SLAS2018 Innovation Award Finalist: Optical tools for single-cell manipulations and sequencing
Monday, February 5
4:30 PM - 5:00 PM
Classical examination of tissue and cellular samples heavily relies on microscopy platforms, where molecular probes and a myriad of contrast agents are routinely used to investigate the molecular biology of cells. Nevertheless, a versatile, efficient and non-invasive approach to tag individual cells chosen upon observation is still lacking.
Here we describe cell labelling via photobleaching (CLaP), a method that enables instant, specific tagging of individual cells based on a phenotypic classification. This technique uses laser irradiation for crosslinking biotin on the plasma membrane of living cells and fluorescent streptavidin conjugates. Furthermore, the very same instrument used to image cells can tag them based on their morphological characteristics, dynamic behavior and localization within the sample at a given time, or any visible feature that distinguishes particular cells from the ensemble. The incorporated mark is stable, non-toxic, retained for several days, and transferred by cell division but not to adjacent cells in culture.
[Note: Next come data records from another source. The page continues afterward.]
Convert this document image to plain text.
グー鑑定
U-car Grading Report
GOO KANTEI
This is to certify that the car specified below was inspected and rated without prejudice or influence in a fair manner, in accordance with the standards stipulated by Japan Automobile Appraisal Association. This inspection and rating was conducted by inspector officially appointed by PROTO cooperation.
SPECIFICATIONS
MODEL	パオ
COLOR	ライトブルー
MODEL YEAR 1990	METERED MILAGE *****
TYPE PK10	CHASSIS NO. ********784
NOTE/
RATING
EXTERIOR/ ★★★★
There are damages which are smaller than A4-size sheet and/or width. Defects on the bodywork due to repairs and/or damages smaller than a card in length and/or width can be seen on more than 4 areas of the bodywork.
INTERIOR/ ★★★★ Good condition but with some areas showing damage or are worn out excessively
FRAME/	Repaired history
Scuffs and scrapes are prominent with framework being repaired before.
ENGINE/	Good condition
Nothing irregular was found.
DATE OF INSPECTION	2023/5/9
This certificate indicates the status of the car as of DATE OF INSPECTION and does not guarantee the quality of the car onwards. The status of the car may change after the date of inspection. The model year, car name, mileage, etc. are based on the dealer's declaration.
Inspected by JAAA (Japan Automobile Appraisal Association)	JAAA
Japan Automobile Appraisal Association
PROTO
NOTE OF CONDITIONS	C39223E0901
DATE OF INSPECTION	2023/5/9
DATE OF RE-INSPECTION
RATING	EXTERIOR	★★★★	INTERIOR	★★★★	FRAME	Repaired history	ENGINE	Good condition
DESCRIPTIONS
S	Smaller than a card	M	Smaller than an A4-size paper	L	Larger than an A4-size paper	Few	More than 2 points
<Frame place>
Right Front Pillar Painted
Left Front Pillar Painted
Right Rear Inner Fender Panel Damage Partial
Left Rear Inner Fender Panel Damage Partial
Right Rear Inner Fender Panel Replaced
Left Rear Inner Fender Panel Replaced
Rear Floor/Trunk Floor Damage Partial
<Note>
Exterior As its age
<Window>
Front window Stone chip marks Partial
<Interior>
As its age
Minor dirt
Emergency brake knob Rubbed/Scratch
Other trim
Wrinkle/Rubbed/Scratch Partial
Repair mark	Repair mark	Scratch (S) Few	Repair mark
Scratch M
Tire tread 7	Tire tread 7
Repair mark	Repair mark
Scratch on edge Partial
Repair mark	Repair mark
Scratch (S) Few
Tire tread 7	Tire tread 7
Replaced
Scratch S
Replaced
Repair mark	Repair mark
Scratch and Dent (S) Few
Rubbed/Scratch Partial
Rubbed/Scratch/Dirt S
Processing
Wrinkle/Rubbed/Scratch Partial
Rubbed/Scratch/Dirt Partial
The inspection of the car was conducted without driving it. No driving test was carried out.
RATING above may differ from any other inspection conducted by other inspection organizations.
We combined CLaP with microfluidics-based single-cell capture followed by PCR assays and transcriptome-wide next-generation sequencing. We computed a number of quality control metrics to verify that CLaP does not interfere with protocols of sample preparation for transcriptomic experiments. To the best of our knowledge, CLaP is the first simple technology that allows correlating spatial and molecular information visible under a microscope when cells are individually sequenced.